The consultation document at the time said taking lawyers out the equation was possible because district judges would ‘equalise any uneven playing field’ and whiplash claims were now ‘more straightforward’ for unrepresented litigants.
The paper even noted that the changes ‘taken together’ would make it less likely that fraudulent or exaggerated claims would be made.
Fast forward seven months and a press release arrives in my inbox from the MoJ, previewing today’s response to the whiplash consultation.
There was not a single mention of the small claims track to be seen. It had vanished, treated like it was all a dream (or a nightmare if you’re a claimant firm).
Only through a follow-up question to the department did I establish the limit would remain unchanged. Perhaps not a U-turn but certainly a rapid back-track given how much importance the government once placed on this key policy.
So what has brought about this reversal?
Justice secretary Chris Grayling points to the AA statistics that car insurance premiums have reduced since the Jackson reforms.
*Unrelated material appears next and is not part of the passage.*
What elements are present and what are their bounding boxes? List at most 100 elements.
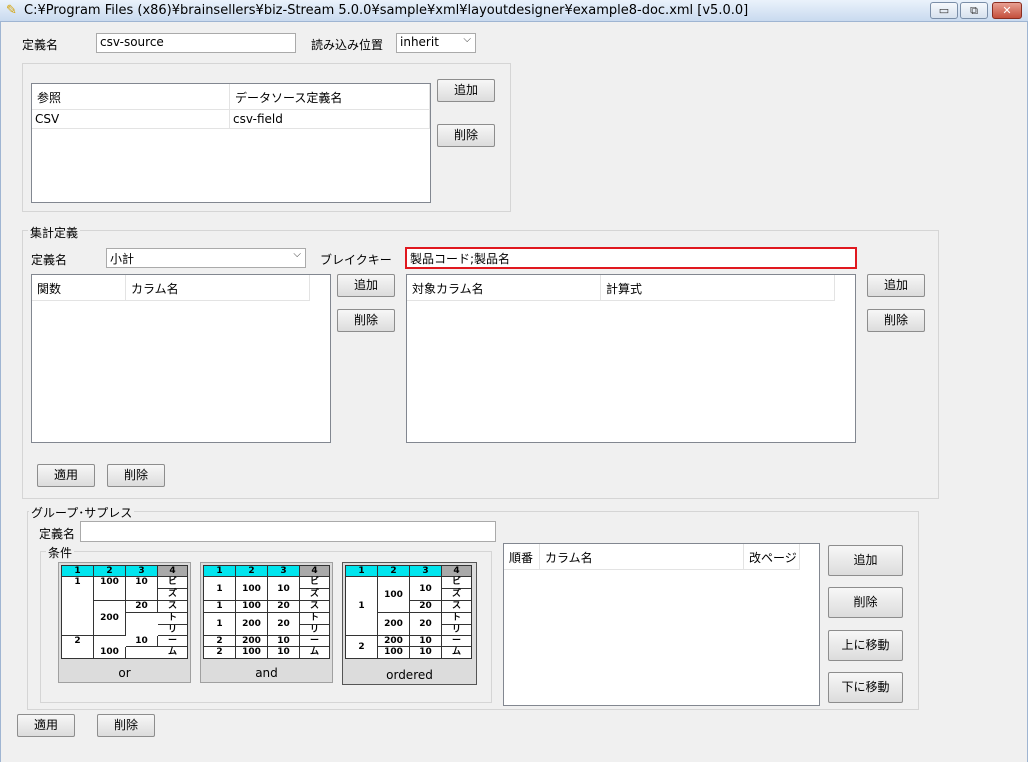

In effect the small claims track change was rendered unnecessary by previous changes.
But the government knew (or at least hoped) that premiums would come down after April – so why was it proposing more change in March?
The answer surely lies in that cosy relationship between the insurance lobby and the government suddenly getting a little less comfortable.
The key moment was the Commons transport select committee report in July, which laid into the insurance industry with both barrels.
It noted ‘surprise’ that ministers ‘seem only to be listening to the insurers’ perspective’ in the effort to reduce motor premiums, especially given that insurers have ‘encouraged excessive and unnecessary claims within their own business models’.
Suddenly it was no longer convenient for the government to seem so close to insurers. They were a tarnished brand and the chance of them getting their own way, as has happened so often since 2010, was diminished.
There is also another element which has turned the tide: many insurers are now in bed with claimant firms through alternative business structures.
All of a sudden, those calling for change found themselves in joint ventures with law firms facing massive cuts in their profits. It’s amazing how a little self-protection will see you change your mind – I’ve heard of several insurers lobbying, incongruously, behind the scenes for no change.
Whatever the reason, the claimant firms will celebrate this victory and the Association of British Insurers will go back to its corner and pause for breath. No doubt it will be counter-punching soon.
Ultimately, it’s taken 10 months of speculation and anguish, not to mention significant costs, but more or less everything nothing has changed. Just don’t expect any press release to say that.